Solution – Use Data Virtualization to Enable Standards Compliance
Composite data virtualization enables rapid development of XML standards-compliant data services. With Composite, each service can be developed, deployed and modified as an independent, standalone component, providing greater flexibility and reusability. In addition, Composite data services loosely-couple the data sources and consumers, and therefore reduce the impact of changes at either source or consumer level. Third, Composite data services can be developed and changed easily and rapidly using modern Eclipse-based development tools, thereby providing the ease of use and agility required in today’s fast-paced business world. Finally, Composite can leverage other data services to split the work, for example across sourcing services, federation services, and standards transformation services to provide even greater flexibility and reuse.

Standards Compliant Data Services
Selected Examples
- Virtualizing Refinery Data Enterprise-wide – Using the process manufacturing standard called MIMOSA along with Composite data virtualization, the energy company ensures similar data is delivered the same way across all its refineries.
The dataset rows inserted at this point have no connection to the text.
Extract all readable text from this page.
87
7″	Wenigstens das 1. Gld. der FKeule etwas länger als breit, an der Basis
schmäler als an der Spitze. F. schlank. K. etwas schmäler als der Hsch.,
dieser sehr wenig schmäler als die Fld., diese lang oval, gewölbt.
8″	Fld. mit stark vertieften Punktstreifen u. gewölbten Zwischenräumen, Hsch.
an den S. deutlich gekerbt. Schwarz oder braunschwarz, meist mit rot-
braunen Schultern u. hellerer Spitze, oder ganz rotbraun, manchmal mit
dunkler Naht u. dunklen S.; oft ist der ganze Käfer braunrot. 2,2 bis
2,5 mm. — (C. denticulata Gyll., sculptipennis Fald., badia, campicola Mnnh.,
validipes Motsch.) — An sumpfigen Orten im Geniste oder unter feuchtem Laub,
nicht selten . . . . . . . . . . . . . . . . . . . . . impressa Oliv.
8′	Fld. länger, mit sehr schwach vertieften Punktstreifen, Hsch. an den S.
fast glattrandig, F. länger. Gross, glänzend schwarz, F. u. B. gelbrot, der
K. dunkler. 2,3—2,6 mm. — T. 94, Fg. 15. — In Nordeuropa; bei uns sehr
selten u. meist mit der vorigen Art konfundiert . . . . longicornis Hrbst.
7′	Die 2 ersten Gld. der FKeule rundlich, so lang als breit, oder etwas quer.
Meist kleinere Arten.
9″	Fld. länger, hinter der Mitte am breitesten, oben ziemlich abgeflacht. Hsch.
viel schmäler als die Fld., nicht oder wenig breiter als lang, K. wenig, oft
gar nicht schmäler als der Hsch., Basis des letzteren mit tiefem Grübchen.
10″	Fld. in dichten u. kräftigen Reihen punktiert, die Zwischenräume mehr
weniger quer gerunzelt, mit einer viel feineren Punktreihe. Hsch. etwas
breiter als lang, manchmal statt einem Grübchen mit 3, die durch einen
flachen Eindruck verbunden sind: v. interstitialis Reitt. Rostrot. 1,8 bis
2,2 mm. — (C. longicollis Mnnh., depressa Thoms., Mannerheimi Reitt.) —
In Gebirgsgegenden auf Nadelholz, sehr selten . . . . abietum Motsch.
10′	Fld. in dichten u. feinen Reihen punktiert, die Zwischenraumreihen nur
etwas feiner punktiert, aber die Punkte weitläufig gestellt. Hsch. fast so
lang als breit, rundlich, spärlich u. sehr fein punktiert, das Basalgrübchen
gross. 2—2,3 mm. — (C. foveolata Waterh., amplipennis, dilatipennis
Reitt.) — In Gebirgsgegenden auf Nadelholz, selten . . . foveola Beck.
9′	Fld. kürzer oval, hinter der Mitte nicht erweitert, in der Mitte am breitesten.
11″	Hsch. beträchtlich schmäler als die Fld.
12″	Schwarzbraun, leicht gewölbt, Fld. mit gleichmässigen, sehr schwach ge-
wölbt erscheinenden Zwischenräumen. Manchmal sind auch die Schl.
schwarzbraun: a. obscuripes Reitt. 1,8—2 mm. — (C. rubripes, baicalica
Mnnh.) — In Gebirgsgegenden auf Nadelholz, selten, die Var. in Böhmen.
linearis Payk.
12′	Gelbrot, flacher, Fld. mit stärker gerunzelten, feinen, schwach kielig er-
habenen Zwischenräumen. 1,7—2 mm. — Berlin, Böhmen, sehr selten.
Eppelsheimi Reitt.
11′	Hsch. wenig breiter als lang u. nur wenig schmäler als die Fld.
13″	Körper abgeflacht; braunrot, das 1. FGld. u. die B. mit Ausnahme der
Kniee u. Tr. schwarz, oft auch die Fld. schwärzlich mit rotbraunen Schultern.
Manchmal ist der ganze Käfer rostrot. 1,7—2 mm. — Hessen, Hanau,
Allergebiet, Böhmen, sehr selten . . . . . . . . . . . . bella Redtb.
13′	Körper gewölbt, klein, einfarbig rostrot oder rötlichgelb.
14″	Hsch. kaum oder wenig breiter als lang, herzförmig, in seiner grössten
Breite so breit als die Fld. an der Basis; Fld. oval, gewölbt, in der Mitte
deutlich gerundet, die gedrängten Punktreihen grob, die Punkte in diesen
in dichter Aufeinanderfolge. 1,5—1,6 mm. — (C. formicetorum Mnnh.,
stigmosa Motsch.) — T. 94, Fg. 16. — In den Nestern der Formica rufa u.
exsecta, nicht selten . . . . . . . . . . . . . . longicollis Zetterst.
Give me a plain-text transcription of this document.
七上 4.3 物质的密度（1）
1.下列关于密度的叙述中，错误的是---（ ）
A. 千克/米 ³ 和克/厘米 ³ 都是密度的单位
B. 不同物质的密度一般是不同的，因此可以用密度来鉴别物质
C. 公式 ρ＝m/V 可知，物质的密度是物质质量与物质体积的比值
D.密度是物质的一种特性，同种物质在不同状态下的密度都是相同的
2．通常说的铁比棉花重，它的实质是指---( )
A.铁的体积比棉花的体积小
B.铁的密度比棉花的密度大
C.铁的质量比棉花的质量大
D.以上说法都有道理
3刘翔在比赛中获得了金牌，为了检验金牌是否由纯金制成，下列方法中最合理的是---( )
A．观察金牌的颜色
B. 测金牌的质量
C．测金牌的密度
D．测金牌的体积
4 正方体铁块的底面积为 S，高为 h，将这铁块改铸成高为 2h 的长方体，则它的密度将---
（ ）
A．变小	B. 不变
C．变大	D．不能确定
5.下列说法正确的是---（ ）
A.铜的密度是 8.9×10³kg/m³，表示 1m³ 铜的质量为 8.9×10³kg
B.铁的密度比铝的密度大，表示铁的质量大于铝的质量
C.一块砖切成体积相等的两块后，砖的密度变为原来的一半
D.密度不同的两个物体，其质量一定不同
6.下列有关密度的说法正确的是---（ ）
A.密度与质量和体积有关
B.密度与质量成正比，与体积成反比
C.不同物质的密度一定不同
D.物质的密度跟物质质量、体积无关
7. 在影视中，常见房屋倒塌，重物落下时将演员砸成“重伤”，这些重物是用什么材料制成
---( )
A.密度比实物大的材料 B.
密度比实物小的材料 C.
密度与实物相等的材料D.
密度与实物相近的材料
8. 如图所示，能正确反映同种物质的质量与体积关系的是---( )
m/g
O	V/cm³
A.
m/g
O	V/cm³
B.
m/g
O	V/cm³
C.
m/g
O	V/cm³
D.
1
As a result, operations analysts studying pump failures to optimize preventative maintenance have easy access to data from all pumps in all of the refineries, thereby significantly improving the quality of analysis. Similarly, process engineers may access pump data from multiple refineries, and analyze it with a different tool set for refining process optimization. This approach has led to better business decision making that has increased refinery yields, lowered equipment maintenance costs, and produced better compliance with a myriad of regulations.
- Sharing Intelligence Data across Government Agency Boundaries– To better control threats, intelligence analysts need to use information both within and across the multiple multiple government agencies. For example, using Composite and several standards, including the Intelligence Community Data Layer (ICDL), the National Information Exchange Model (NIEM,) and the Maritime Information Exchange Model (MIEM), agencies such as the Drug Enforcement Administration and the Immigration and Naturalization Service can easily share passenger, crew and manifest data from a U.S. Coast Guard port arrivals data warehouse. As a result, these agencies ensure America’s security in a cost-effective way.